Essa semana, ruiu uma ponte nos EUA. Fatalidade? Não, o problema é pior. A infraestrutura dos EUA está esfarelando. O país mais rico do mundo tem problemas por todo lado: estradas ruins, aeroportos com a capacidade estourada, falta de água potável, estouro na geração e distribuição de energia elétrica.
O que é que há de errado? No Brasil dá para dizer que falta dinheiro. Mas o que justifica que o mesmo problema esteja ocorrendo - mais lentamente, mas em escala muito maior - no país mais rico do mundo?
Acho que o problema se explica justamente no nome. Infra. É o que está por baixo, o que ninguém vê. A gente só percebe o quanto precisa dela quando falha. É mais ou menos como se estourar, comendo carne vermelha e gordura saturada a vida inteira, e se surpreender quando o coração avisa que não dá mais. O que ninguém vê vai ficando em segundo plano.

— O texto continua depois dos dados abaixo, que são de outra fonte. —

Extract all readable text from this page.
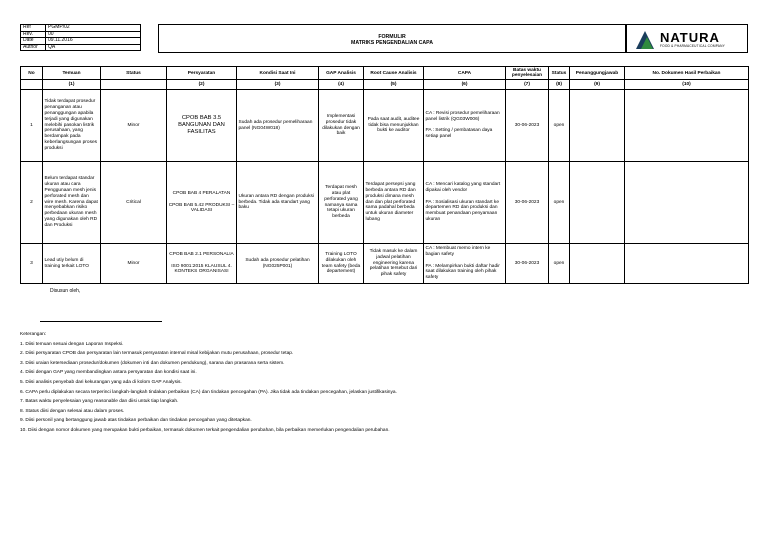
Ref	PGMP/02
Rev.	00
Date	09.11.2016
Author	QA
FORMULIR
MATRIKS PENGENDALIAN CAPA	NATURA
FOOD & PHARMACEUTICAL COMPANY
No	Temuan	Status	Persyaratan	Kondisi Saat Ini	GAP Analisis	Root Cause Analisis	CAPA	Batas waktu penyelesaian	Status	Penanggungjawab	No. Dokumen Hasil Perbaikan
	(1)		(2)	(3)	(4)	(5)	(6)	(7)	(8)	(9)	(10)
1	Tidak terdapat prosedur penanganan atau penanggungan apabila terjadi yang digunakan melebihi pasokan listrik perusahaan, yang berdampak pada keberlangsungan proses produksi	Minor	CPOB BAB 3.5 BANGUNAN DAN FASILITAS	Sudah ada prosedur pemeliharaan panel (NG04W018)	Implementasi prosedur tidak dilakukan dengan baik	Pada saat audit, auditee tidak bisa menunjukkan bukti ke auditor	CA : Revisi prosedur pemeliharaan panel listrik (QG03W006)

PA : Setting / pembatasan daya setiap panel	30-06-2023	open		
2	Belum terdapat standar ukuran atau cara Penggunaan mesh jenis perforated mesh dan wire mesh. Karena dapat menyebabkan risiko perbedaan ukuran mesh yang digunakan oleh RD dan Produksi	Critical	CPOB BAB 4 PERALATAN

CPOB BAB 5.42 PRODUKSI – VALIDASI	Ukuran antara RD dengan produksi berbeda. Tidak ada standart yang baku	Terdapat mesh atau plat perforated yang namanya sama tetapi ukuran berbeda	Terdapat persepsi yang berbeda antara RD dan produksi dimana mesh dan dan plat perforated sama padahal berbeda untuk ukuran diameter lubang	CA : Mencari katalog yang standart dipakai oleh vendor

PA : Sosialisasi ukuran standart ke departemen RD dan produksi dan membuat penandaan penyamaan ukuran	30-06-2023	open		
3	Lead utiy belum di training terkait LOTO	Minor	CPOB BAB 2.1 PERSONALIA

ISO 9001:2015 KLAUSUL 4. KONTEKS ORGANISASI	Sudah ada prosedur pelatihan (NG025P001)	Training LOTO dilakukan oleh team safety (beda departement)	Tidak masuk ke dalam jadwal pelatihan engineering karena pelatihan tersebut dari pihak safety	CA : Membuat memo intern ke bagian safety

PA : Melampirkan bukti daftar hadir saat dilakukan training oleh pihak safety	30-06-2023	open		
Disusun oleh,
Keterangan:
1. Diisi temuan sesuai dengan Laporan Inspeksi.
2. Diisi persyaratan CPOB dan persyaratan lain termasuk persyaratan internal misal kebijakan mutu perusahaan, prosedur tetap.
3. Diisi uraian ketersediaan prosedur/dokumen (dokumen inti dan dokumen pendukung), sarana dan prasarana serta sistem.
4. Diisi dengan GAP yang membandingkan antara persyaratan dan kondisi saat ini.
5. Diisi analisis penyebab dari kekurangan yang ada di kolom GAP Analysis.
6. CAPA perlu diplakukan secara terperinci langkah-langkah tindakan perbaikan (CA) dan tindakan pencegahan (PA). Jika tidak ada tindakan pencegahan, jelaskan justifikasinya.
7. Batas waktu penyelesaian yang reasonable dan diisi untuk tiap langkah.
8. Status diisi dengan selesai atau dalam proses.
9. Diisi personil yang bertanggung jawab atas tindakan perbaikan dan tindakan pencegahan yang ditetapkan.
10. Diisi dengan nomor dokumen yang merupakan bukti perbaikan, termasuk dokumen terkait pengendalian perubahan, bila perbaikan memerlukan pengendalian perubahan.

No caso da saúde, com todas as dificuldades, o problema se resolve com a conscientização individual. Afinal, a saúde é sua, o problema é seu, você resolve. E mesmo assim pouca gente se mexe. Mas como resolver o problema coletivo? Como convencer as pessoas que o problema também é de cada uma delas? Essa é uma pergunta que na minha opinião, está longe de ser respondida.